I remember the day you phoned just to tell me
someone shouted at you while walking to the liquor store.
Me! you said, Not you. I was the only one there.
It’d happened before of course, but you
always assumed they were yelling for me.
I knew better.
I saw what you couldn’t.

From this room, so far from Fresno, thousands
of miles above sea level, your Ravens
could be real ravens. They could change into bats.
they could be tree nymphs (sure, like nympho
maniacs).
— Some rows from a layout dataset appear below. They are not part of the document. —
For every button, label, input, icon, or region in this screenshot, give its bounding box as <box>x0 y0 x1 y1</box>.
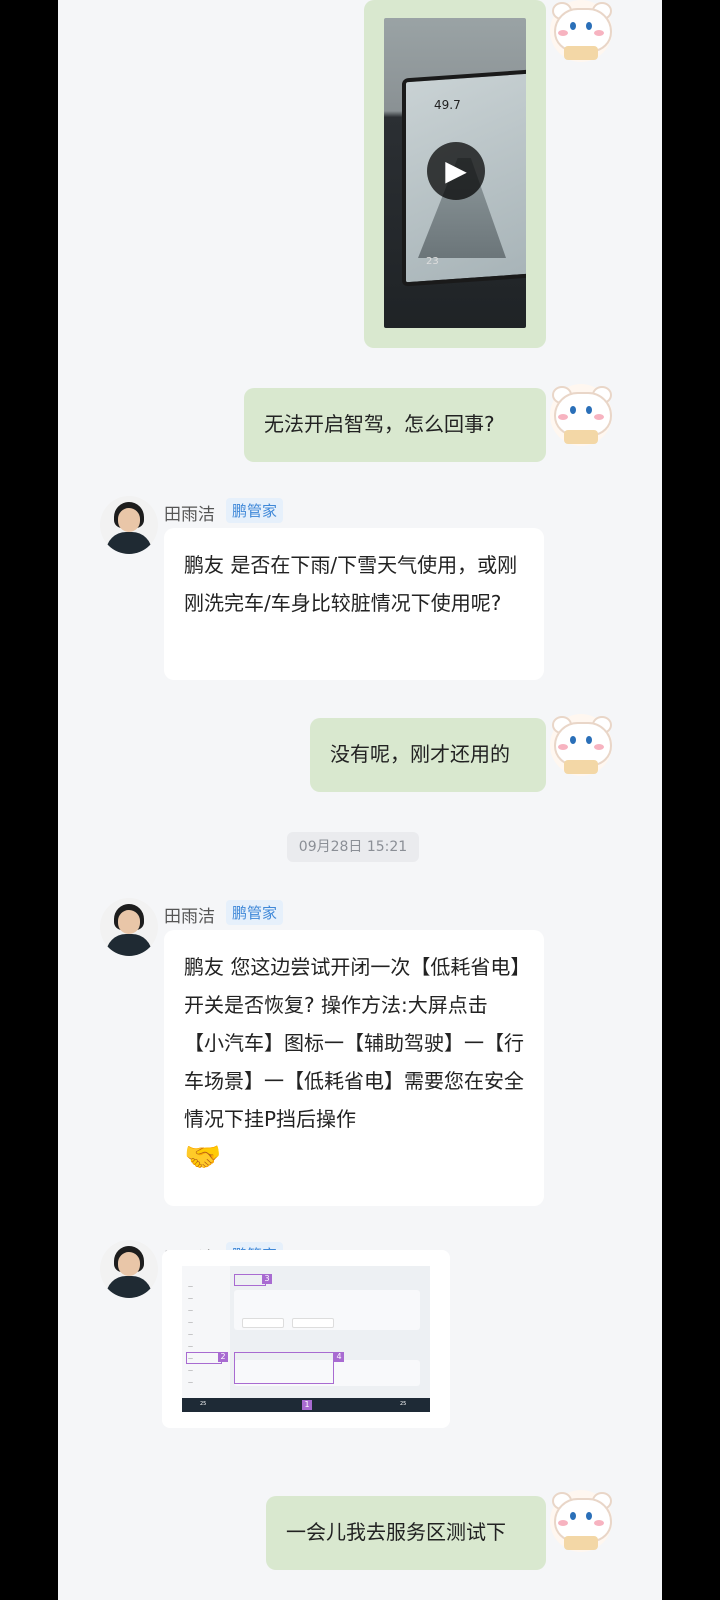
screenshot-speed-left: 25 <box>200 1401 207 1407</box>
nav-distance: 49.7 <box>434 98 461 112</box>
handshake-emoji: 🤝 <box>184 1140 222 1175</box>
chat-area[interactable]: 49.7 23 ▶ 无法开启智驾，怎么回事? 田雨洁 鹏管家 鹏友 是否在下雨/… <box>58 0 662 1600</box>
user-avatar[interactable] <box>550 384 612 446</box>
agent-avatar[interactable] <box>100 496 158 554</box>
agent-name: 田雨洁 <box>164 907 215 927</box>
agent-name: 田雨洁 <box>164 505 215 525</box>
play-icon[interactable]: ▶ <box>427 142 485 200</box>
screenshot-sidebar: — — — — — — — — — <box>182 1266 230 1400</box>
marker-1: 1 <box>302 1400 312 1410</box>
video-message[interactable]: 49.7 23 ▶ <box>364 0 546 348</box>
agent-message-text: 鹏友 您这边尝试开闭一次【低耗省电】开关是否恢复? 操作方法:大屏点击【小汽车】… <box>184 955 524 1131</box>
settings-screenshot[interactable]: — — — — — — — — — 3 2 4 1 25 25 <box>182 1266 430 1412</box>
user-message[interactable]: 一会儿我去服务区测试下 <box>266 1496 546 1570</box>
user-message[interactable]: 没有呢，刚才还用的 <box>310 718 546 792</box>
agent-avatar[interactable] <box>100 898 158 956</box>
screenshot-speed-right: 25 <box>400 1401 407 1407</box>
timestamp: 09月28日 15:21 <box>287 832 419 862</box>
image-message[interactable]: — — — — — — — — — 3 2 4 1 25 25 <box>162 1250 450 1428</box>
user-avatar[interactable] <box>550 1490 612 1552</box>
agent-message[interactable]: 鹏友 您这边尝试开闭一次【低耗省电】开关是否恢复? 操作方法:大屏点击【小汽车】… <box>164 930 544 1206</box>
user-avatar[interactable] <box>550 0 612 62</box>
agent-avatar[interactable] <box>100 1240 158 1298</box>
user-message[interactable]: 无法开启智驾，怎么回事? <box>244 388 546 462</box>
marker-2: 2 <box>218 1352 228 1362</box>
user-avatar[interactable] <box>550 714 612 776</box>
agent-badge: 鹏管家 <box>226 900 284 925</box>
marker-4: 4 <box>334 1352 344 1362</box>
video-thumbnail[interactable]: 49.7 23 ▶ <box>384 18 526 328</box>
agent-badge: 鹏管家 <box>226 498 284 523</box>
speed-readout: 23 <box>426 256 439 267</box>
marker-3: 3 <box>262 1274 272 1284</box>
agent-message[interactable]: 鹏友 是否在下雨/下雪天气使用，或刚刚洗完车/车身比较脏情况下使用呢? <box>164 528 544 680</box>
You’d have more
to look at than cement, than asphalt,
than metal roofing, more to recognize
than assholes on corners
gauging our worth in two-fingered whistles.
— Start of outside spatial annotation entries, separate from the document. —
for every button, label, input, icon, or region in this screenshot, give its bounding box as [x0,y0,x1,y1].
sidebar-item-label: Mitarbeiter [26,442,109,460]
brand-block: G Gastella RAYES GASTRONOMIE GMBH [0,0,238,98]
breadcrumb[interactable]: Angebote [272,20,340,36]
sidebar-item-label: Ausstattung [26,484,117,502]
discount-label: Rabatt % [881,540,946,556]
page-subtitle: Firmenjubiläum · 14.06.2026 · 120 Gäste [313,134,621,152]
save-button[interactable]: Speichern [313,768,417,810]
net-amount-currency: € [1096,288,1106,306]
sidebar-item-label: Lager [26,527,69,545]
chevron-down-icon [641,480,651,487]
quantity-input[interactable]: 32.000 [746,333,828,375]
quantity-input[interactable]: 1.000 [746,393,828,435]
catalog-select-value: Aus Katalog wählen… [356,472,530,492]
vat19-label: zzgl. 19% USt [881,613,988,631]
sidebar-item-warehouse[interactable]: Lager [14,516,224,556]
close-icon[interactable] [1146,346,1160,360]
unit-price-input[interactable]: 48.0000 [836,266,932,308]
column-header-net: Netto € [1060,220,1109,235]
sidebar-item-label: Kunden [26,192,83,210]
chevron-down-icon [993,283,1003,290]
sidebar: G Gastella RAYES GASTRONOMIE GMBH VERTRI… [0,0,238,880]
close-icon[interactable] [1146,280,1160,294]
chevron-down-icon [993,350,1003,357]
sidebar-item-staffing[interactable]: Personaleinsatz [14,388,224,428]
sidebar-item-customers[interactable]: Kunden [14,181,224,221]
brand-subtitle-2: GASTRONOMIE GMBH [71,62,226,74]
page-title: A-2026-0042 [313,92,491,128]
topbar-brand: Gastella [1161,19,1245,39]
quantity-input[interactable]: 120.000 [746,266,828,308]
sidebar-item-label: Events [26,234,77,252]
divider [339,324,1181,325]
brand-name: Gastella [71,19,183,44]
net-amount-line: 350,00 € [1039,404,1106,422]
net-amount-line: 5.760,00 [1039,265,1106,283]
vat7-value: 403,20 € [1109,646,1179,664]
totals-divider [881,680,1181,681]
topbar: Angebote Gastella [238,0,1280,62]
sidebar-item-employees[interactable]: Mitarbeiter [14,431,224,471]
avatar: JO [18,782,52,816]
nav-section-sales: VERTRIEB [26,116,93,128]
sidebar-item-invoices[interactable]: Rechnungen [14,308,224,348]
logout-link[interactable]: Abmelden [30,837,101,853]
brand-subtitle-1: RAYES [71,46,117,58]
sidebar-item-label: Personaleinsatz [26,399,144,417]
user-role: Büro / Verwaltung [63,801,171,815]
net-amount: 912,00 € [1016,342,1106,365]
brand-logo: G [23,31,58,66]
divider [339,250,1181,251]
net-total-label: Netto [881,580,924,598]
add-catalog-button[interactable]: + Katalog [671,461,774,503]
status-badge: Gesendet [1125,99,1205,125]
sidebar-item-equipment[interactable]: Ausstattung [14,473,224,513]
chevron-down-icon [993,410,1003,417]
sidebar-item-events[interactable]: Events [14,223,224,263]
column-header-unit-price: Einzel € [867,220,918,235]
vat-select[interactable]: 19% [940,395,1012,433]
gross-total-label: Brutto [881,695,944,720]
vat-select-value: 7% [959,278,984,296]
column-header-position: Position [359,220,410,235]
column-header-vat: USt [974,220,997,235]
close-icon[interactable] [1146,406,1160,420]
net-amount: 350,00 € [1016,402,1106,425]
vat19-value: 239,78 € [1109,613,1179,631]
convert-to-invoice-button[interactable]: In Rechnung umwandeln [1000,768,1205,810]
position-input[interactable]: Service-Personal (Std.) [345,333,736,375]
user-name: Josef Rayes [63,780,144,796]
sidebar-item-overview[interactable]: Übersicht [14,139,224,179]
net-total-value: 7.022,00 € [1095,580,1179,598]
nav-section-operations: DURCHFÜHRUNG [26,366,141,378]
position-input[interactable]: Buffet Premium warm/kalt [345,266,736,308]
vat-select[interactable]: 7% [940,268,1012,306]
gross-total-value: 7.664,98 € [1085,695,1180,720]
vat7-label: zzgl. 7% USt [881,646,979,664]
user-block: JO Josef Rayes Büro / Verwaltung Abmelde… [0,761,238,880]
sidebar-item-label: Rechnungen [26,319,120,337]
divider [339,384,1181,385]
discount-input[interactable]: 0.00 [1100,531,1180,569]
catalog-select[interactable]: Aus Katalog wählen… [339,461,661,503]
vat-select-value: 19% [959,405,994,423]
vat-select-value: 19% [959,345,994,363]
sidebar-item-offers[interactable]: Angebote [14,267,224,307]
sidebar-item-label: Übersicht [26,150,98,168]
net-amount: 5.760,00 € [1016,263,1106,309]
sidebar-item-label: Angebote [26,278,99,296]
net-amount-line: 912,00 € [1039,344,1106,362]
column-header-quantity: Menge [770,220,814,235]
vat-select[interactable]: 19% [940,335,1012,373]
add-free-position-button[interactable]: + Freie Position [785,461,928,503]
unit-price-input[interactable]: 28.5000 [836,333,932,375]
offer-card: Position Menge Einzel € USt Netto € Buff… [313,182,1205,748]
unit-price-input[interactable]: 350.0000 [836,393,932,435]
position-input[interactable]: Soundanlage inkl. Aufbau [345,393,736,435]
I Knew it Would Be Back / by Patty Joslyn

the feather I found
while walking
alongside the crashing ocean
was as black as my mood

I held it close to my face to remind me
of things familiar and lost

my own darkness complete
as was the feather

I slipped the silken barb into my trouser pocket
then turned to scare off the lone vulture
who turned its beaked face sideways to stare at me
I knew it would be back
for the eyes of the gray-white-gray gull

who can resist this shine

the caaaawww
woke me to the sound coming from my own throat
the ragged grief that had escaped

I knew the feather wasn’t mine to keep

my empty pocket
was what I’d be carrying home


Poem without Light / by Carlene Kucharczyk

I want to talk to you in dark,
like the Koyukon people before light came to them.
They told stories to navigate night,
to chisel minutes off an already dripping winter.
After they told a story, they would say,
I thought the winter had just begun,
but now I have chewed off part of it.

Some make their homes in shine;
I’d rather live in dark, and let words glow.
I am not good at convincing, but I have been convinced:
I want to talk to you in dark.



Day 1 / Poems 1






Dear Carole, I’ve begun sucking my fingers / by Sarah A. Chavez

While thinking of you.
Neither of these actions
is conscious.
I’ll be checking emails
and next thing I know
I’m chewing a pinkie,
staring out the window.
At first, I’d yank the fingers out,
the sharp edge of an incisor
scraping the fatty pads.
It was like I thought you’d catch me,
or someone would;
like what I was doing was wrong.
I don’t know if it’s wrong
but after a while,
it occurred to me
you will never know
and maybe you wouldn’t care.
You will never catch me at the café
three fingers cupped comfortably
around my jaw, pinkie
slobbery from gnawing.
No matter what town I’m in,
summoning the image of your face
will never summon
the material of your body.
Straining in the bustle of subway noise
I will never
hear your voice
and by now, all this time passed
I can’t remember
if it was high or low.
Rich or thin.
I only remember the quiver
of what still feels like love
chilling through
the marrow of my bones.


Miss Durst / by Patty Joslyn

Ethel Durst was a keeper of silkworms

she their sole/soul source

of warmth, food, and love

coddling nursemaid she was named

sheer kindness some said


Miss Durst was the worm guardian

for several hundred silk spinners

until the earthquake of 1908

rattled their tall tippy glass home

and tossed it and them to the cold floor


March can be a wild month

in with a roar and so on

skies so one color it’s hard to call them anything else

all this while in my back yard

calla lilies stand and unfurl


To the east thunderheads are gathering

when the earth next turns upside down

who will remember the silkworms

slithering across the hard cracked earth

as Ethel whispered goodbye


I Could Go On Singing / by Carlene Kucharczyk

The dogs with wavering eyes
walk through the mud and past
the tamaracks. What song will be sung
tonight by all of us here on earth
in one surprising chorus—soft
or biting—voices all in lift?

The sound. It is enough to ruin.
Earth with only its songs. Tough.
Important. Sharp and cool. Left
with only night and wanting
to stay open. It is late, there is
no time for talking. Nothing to hear

but cruel music. We have known:
nothing stays open. The frogs
go on chirping. The swings go creaking.
The clouds swim past and give a hiss.
A wolf howls and you think:
I could go on, I could go on singing.